SIDNEY — Pergunta fácil e difícil. Cromane não é reflexo do Recife, por mais que possamos buscar analogias e referências. É o espelho de todas as derrotas das arquiteturas e engenharias da felicidade traduzidas em mil formas de desigualdade em quase todas as cidades grandes do mundo na atualidade. Diria que minha relação com o Recife é de morador e de profissional. A cidade, no plano simbólico, não é inspiração obrigatória, mas pode ser útil, como tem sido, desde o meu primeiro romance, Sofia, mas a ventania de lá não é a da praia de Boa Viagem nem a do bairro sem graça das Graças.

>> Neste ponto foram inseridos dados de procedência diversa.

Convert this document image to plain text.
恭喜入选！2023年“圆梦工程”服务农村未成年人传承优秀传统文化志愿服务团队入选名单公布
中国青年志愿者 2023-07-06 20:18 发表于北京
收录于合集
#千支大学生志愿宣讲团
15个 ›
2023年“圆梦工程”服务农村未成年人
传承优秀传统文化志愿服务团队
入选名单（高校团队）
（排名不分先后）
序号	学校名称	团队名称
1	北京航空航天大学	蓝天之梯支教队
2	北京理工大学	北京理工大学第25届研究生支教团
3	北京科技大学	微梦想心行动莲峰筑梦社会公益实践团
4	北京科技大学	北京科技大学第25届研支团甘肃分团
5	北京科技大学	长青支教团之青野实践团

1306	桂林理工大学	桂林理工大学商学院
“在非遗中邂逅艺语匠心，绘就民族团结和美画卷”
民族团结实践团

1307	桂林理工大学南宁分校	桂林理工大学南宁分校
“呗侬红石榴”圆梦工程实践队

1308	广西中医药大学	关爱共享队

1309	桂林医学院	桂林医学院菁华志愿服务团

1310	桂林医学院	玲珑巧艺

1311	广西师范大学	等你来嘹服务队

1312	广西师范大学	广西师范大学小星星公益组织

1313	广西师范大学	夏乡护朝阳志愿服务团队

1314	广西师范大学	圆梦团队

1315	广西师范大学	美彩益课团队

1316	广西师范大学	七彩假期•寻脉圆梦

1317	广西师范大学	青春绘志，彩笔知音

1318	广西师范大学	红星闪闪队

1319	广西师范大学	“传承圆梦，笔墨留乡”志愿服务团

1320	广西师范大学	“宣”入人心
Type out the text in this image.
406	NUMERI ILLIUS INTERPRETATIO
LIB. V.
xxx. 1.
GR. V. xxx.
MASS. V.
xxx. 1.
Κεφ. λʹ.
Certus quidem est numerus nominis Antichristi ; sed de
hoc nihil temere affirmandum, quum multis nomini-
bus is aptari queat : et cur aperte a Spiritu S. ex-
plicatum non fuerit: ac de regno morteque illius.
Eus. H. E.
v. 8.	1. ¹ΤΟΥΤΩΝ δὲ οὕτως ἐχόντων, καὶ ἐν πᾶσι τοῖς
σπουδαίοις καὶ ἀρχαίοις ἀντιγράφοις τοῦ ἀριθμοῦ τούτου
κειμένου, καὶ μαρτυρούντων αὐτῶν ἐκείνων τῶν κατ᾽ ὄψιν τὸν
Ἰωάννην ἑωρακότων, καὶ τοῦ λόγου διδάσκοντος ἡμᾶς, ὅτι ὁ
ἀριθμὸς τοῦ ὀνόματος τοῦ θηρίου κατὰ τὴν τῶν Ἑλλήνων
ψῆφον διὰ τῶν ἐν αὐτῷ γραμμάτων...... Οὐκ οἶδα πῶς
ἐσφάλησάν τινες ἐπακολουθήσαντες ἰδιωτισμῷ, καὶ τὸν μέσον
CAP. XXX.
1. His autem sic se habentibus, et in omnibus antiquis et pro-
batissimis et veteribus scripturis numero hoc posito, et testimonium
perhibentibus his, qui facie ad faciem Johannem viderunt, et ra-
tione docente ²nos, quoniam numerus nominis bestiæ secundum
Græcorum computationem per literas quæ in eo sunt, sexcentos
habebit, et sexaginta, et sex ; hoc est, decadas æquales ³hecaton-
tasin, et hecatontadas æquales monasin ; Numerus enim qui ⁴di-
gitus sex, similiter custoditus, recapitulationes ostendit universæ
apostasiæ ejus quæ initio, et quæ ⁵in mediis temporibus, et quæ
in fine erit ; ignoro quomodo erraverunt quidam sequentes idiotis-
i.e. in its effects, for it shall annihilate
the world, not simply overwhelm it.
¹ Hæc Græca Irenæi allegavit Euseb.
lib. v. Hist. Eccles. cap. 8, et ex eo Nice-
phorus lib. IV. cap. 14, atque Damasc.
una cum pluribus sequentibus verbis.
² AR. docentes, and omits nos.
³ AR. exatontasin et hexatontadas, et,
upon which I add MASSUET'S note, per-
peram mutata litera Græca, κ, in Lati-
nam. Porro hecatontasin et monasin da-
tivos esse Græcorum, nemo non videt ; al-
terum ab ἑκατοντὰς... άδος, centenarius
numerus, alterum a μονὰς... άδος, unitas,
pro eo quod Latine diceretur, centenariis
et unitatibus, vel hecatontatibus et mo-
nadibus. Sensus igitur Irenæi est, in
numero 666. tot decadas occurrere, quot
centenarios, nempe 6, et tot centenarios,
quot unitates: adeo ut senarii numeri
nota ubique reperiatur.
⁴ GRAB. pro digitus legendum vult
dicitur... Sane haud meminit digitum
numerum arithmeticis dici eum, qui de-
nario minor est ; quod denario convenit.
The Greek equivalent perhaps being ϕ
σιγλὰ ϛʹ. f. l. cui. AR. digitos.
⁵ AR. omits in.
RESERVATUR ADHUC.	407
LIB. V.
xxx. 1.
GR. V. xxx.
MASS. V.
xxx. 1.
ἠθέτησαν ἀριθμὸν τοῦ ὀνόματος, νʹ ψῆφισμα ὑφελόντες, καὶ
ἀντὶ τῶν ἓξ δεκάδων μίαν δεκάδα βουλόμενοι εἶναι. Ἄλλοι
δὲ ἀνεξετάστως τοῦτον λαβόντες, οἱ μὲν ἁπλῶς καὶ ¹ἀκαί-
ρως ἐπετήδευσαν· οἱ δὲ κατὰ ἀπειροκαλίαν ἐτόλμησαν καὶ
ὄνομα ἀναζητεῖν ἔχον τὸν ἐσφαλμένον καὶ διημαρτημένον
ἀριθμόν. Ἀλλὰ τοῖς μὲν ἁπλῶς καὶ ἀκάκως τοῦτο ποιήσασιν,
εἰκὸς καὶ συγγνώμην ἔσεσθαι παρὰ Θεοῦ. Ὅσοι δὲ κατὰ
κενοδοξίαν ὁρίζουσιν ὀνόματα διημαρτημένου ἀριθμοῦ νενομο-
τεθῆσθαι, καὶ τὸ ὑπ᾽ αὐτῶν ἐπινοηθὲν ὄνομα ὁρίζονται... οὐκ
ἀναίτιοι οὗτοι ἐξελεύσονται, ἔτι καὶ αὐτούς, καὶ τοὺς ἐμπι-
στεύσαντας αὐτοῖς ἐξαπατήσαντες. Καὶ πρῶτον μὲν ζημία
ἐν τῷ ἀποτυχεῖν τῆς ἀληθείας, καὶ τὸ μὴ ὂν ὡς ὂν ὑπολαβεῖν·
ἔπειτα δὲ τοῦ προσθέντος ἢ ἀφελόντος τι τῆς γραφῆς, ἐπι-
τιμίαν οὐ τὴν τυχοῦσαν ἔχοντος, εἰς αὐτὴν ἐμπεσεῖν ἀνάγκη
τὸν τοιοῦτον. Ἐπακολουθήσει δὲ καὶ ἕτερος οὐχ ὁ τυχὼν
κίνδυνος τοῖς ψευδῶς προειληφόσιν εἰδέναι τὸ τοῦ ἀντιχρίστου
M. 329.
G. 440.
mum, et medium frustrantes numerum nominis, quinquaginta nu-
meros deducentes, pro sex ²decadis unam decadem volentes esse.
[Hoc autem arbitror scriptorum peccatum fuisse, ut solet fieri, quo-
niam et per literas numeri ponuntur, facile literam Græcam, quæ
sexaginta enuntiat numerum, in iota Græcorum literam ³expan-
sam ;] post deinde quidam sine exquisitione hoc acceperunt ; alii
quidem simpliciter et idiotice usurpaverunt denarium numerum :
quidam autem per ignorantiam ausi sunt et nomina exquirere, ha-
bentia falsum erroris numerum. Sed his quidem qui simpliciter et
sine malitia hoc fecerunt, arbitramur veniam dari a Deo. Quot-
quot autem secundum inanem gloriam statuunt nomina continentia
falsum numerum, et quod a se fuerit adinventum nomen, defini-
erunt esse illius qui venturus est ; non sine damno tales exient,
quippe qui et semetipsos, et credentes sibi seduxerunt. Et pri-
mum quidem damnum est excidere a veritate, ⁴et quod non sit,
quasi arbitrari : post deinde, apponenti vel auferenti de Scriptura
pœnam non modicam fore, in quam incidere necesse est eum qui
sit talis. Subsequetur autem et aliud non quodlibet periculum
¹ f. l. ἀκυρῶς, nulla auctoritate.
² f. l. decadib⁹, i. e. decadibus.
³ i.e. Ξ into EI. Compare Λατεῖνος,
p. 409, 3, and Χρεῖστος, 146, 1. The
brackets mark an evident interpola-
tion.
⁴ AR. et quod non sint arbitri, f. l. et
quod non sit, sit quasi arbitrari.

JC — Nas suas redes sociais você vem postando pequenos vídeos, pílulas audiovisuais relacionadas ao livro. E em julho deste ano você lançou um curta para a série Plano Piloto, da plataforma O Ovo. Qual a importância desse diálogo entre cinema e literatura no seu projeto artístico?

SIDNEY — É mais do que um diálogo, é uma extensão da narrativa. Durante esses dez anos venho definindo com cautela essa hibridização na minha obra. Meus roteiros que viraram filmes, como Gerônimo, (direção de Anny Stone), são parte dessa natureza híbrida. Acontece isso também no meu teatro, que pode ser facilmente incluído nessa névoa que é Cromane, o que venho produzindo no audiovisual serve igualmente como ponto de interesse. Ou seja, nesses exemplos que você cita e em outros continuo sendo escritor, com obra work in progress, disposto a alterações de toda ordem & desordem.